Maintzer hat die tragische, aber friedlich endigende Erzählung von „et Emma en singe lange Eginhard“ behandelt. Es ist malerisch am feinsten gestimmt und die beiden Seitenszenen, die in warmem Licht gebadet sind, umrahmen den schneebedeckten Bolzhof, über dem die treue Emma ihrem geliebten Eginhard das hackelepack trägt. Die Schlußszene zeigt den Kaiser mit den beiden Liebenden an der Wiege eines Enkelchens froh vereint.

Durch die Gliederung des Raumes mittelst eines romantischen Bogenganges ist auch hier die nötige Raumteilung und Einordnung der Figuren in fest umschließenden Formen erzielt. So hat jeder der drei nach seiner Art und Person die Dinge behandelt und doch ist ein gutes Zusammenklingen der drei Arbeiten erreicht. Absichtlich ist alles Expressionistische vermieden. Und doch wird in der dekorativen Raumgliederung, der gleichmäßigen Belebung der Flächen in der stilisierten Farbe moderne Art erfreulich wirksam. Es liegt eine gewisse Behaglichkeit und Volkstümlichkeit, etwas buntes in diesen drei Bildern, das glücklich den Stil trifft, der an solcher Stelle notwendig war. Es dürfte wenig Kneipen geben, in denen so wertvolle Arbeiten so anspruchslos dargeboten werden. Freilich, wäre der Raum weniger hoch, dafür aber ein paar Quadratmeter größer, es würden diese Werke ganz anders zur Geltung kommen, sich weniger drängen, mehr in Augenhöhe stehen und durch ruhige Zwischenflächen sich nicht zu stark berühren. Vielleicht läßt sich bei weiterem Ausbau dieses Hauses noch eine Verlegung in besser gestaltete Räume erwirken, was man den wirklich wertvollen Bildern durchaus wünschen möchte.

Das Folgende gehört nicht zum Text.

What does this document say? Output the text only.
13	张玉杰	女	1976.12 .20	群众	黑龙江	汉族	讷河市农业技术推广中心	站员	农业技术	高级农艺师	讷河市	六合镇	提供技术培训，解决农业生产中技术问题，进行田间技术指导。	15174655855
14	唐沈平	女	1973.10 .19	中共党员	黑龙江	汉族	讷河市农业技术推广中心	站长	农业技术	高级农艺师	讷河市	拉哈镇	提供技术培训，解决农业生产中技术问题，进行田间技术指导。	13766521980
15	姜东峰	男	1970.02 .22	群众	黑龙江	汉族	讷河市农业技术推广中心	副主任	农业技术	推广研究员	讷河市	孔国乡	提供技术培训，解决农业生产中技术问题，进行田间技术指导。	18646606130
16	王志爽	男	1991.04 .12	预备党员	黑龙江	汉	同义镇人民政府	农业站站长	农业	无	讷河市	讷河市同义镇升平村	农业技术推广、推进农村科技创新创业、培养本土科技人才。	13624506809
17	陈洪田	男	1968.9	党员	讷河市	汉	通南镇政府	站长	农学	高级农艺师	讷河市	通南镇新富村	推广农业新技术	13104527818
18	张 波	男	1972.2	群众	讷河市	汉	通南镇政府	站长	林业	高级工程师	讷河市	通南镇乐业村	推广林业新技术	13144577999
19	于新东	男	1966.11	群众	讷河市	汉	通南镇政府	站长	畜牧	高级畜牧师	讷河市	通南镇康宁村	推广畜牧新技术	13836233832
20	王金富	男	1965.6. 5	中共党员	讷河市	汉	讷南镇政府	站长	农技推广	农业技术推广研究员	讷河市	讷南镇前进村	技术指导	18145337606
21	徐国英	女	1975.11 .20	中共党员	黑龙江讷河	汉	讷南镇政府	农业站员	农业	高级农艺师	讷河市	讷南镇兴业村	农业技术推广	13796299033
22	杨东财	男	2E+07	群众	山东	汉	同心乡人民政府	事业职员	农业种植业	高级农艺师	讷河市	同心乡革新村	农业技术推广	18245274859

Dem unternehmenden Schöpfer dieses Künstlerheimes aber darf ehrlich gedankt werden und die Bitte soll hinzugefügt werden, in diesem Sinne auch noch weietre [sic] Räume ausgestalten zu lassen, das Nützliche mit dem Angenehmen so erfolgreich zu verbinden. Wer den Mut hat, der Kunst in irgendeiner Form ein Heim zu bieten, ist immer des Dankes würdig. Den drei Künstlern aber möchte man noch öfter Gelegenheit wünschen, so im guten alten Sinne gut handwerklich zu schaffen. Ihre Leistungen fordern das.